The lawyer for Eve auction house that’s selling the masks, Corinne Matouk, compared the objects to sacred Qurans or Bibles that have been sold legally.

“Sacred objects from the big monotheistic religions have been sold at auction in the same way. In no way do I question the value they have for the Hopi tribe. This is about the law … Why are we giving them a special status?” asked Matouk.

In addition to the 32 Hopi masks, Drouot will sell a Zuni altar taken from a private temple from the New Mexico-based tribal community, as well as three two-meter (6 ½ -foot) Native American frescoes. The only other existing frescoes of this type are exhibited in New York’s Museum of Modern Art.

It is unclear if the Zunis altar is also considered too sacred to sell, and the tribe wasn’t available for comment.

Monroe Warshaw, an art collector from New York, who bought two Hopi masks for around 28,000 euros ($36,500) in April, first said in an interview with The Associated Press that he didn’t believe the masks had been stolen from the Hopis and had refused to return them.

“How did they steal them?
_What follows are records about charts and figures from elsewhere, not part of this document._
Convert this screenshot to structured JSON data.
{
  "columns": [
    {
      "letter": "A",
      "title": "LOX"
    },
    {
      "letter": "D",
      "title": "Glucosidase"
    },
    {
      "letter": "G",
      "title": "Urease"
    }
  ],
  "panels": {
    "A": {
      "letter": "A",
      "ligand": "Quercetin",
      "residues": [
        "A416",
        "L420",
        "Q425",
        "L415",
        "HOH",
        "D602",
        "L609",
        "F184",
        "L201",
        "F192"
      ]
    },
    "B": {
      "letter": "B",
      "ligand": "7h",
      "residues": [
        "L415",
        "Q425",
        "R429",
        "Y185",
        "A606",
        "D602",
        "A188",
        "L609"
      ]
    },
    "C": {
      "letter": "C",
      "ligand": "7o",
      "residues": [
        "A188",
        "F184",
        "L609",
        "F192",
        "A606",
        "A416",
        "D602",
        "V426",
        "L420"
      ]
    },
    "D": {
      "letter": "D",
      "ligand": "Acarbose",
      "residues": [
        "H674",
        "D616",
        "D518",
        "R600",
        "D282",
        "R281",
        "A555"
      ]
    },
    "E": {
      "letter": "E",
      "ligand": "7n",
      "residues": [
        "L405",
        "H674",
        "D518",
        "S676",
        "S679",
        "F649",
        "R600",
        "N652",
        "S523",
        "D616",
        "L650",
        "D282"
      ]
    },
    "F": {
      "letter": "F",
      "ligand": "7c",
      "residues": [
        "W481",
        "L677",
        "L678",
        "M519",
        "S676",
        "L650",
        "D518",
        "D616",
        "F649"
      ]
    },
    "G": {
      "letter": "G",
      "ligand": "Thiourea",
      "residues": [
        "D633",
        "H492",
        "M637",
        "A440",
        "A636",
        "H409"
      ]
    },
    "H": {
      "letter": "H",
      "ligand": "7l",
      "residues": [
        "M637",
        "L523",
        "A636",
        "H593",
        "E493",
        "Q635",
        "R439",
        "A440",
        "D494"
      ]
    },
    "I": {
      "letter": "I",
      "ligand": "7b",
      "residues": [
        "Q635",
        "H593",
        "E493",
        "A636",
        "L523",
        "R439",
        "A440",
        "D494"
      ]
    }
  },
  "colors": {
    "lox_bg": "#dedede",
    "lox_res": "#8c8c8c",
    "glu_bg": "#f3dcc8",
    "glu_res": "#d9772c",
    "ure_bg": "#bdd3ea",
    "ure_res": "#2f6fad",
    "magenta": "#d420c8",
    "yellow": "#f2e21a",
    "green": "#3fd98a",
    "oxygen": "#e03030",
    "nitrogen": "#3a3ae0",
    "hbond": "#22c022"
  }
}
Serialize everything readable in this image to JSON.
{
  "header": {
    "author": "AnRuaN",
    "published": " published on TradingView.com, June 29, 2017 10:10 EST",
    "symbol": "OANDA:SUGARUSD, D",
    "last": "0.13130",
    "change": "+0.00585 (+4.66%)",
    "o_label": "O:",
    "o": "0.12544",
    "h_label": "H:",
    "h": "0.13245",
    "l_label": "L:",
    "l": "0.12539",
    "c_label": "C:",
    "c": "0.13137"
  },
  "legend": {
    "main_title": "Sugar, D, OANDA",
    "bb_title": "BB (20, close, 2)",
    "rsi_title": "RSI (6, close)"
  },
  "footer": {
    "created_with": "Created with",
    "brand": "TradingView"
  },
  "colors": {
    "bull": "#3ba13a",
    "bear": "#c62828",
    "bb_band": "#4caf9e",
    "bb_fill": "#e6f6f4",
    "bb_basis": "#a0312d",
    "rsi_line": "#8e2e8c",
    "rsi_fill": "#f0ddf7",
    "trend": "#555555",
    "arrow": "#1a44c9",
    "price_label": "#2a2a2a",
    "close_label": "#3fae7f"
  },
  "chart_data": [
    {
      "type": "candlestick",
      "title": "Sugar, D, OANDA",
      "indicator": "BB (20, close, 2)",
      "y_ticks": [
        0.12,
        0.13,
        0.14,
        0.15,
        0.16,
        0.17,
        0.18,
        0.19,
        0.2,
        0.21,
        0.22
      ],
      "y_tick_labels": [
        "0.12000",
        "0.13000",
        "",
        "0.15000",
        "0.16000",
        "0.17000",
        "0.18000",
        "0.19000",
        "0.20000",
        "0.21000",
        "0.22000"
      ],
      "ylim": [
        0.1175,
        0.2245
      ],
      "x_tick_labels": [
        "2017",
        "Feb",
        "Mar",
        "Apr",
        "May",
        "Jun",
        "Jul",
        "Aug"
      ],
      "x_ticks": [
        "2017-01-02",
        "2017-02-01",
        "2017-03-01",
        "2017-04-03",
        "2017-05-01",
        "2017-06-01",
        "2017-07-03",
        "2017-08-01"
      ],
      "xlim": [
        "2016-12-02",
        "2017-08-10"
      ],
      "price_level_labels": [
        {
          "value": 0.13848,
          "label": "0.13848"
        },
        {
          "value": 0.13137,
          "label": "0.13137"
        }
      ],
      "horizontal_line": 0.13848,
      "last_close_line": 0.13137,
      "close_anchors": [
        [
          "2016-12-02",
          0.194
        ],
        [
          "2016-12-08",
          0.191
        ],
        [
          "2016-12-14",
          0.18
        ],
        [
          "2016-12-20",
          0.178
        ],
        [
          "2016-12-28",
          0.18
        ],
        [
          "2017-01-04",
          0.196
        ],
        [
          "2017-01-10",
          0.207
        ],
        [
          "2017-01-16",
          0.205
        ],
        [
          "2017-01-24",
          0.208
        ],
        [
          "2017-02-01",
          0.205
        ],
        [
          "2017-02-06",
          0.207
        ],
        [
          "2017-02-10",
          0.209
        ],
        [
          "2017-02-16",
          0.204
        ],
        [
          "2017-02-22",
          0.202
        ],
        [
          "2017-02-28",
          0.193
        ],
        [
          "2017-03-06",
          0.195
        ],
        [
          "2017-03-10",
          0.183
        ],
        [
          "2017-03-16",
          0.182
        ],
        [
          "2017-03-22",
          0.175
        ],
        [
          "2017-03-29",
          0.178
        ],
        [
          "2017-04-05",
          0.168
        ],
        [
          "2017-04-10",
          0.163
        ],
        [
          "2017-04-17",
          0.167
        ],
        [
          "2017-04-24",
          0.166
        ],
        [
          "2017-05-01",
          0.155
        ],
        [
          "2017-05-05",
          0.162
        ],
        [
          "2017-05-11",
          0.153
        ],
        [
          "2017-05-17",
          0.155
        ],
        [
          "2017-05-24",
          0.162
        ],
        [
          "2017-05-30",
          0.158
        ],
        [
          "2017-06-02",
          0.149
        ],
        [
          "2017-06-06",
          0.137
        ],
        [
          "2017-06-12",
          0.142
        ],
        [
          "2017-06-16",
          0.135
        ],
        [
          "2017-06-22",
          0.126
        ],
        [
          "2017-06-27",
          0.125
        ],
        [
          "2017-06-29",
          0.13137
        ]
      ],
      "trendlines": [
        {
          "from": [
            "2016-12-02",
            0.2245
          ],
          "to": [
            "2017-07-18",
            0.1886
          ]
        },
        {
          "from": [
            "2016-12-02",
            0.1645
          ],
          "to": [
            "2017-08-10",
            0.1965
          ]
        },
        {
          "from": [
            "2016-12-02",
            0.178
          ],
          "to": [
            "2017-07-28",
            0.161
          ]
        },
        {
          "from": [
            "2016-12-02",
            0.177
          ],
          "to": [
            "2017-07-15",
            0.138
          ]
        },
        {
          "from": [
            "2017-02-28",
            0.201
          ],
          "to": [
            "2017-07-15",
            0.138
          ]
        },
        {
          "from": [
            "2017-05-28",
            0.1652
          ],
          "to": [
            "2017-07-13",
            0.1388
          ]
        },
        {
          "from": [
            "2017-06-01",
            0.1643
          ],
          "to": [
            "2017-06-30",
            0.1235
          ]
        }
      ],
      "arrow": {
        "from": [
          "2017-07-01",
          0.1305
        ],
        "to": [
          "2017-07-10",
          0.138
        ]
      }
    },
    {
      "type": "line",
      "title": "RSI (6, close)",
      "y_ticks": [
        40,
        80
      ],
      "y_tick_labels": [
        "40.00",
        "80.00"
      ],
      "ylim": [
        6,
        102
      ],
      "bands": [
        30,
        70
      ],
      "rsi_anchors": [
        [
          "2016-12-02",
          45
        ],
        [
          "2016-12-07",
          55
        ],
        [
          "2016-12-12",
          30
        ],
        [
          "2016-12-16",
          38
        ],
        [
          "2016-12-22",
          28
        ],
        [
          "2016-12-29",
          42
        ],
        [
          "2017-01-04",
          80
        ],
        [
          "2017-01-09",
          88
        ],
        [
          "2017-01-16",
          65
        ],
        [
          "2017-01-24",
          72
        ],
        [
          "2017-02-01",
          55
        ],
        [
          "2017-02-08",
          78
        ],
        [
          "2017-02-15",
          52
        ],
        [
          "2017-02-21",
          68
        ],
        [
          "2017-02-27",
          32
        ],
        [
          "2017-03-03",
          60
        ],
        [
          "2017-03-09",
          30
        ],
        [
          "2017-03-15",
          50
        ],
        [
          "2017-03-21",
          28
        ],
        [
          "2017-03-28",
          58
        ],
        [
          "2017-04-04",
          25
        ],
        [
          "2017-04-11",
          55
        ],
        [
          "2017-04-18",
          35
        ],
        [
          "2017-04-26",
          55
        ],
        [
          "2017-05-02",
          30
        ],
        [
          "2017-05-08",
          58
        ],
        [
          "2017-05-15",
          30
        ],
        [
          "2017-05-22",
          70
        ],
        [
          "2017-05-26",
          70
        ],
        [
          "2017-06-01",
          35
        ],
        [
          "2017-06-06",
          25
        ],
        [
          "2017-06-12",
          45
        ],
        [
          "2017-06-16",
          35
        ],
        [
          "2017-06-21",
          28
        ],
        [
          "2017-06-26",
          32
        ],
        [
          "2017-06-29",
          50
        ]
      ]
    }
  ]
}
Did some antique dealer go into their house at night and steal them?”

But subsequently Warshaw had a change of heart. He visited the Hopi community after his comments created a backlash and he reportedly received hate mail. He returned the masks to the tribe in September, saying that his visit made him see that the masks did indeed have a special meaning for the tribespeople.

The Associated Press is not transmitting images of the objects because the Hopi have long kept the items out of public view and consider it sacrilegious for any images of the objects to appear.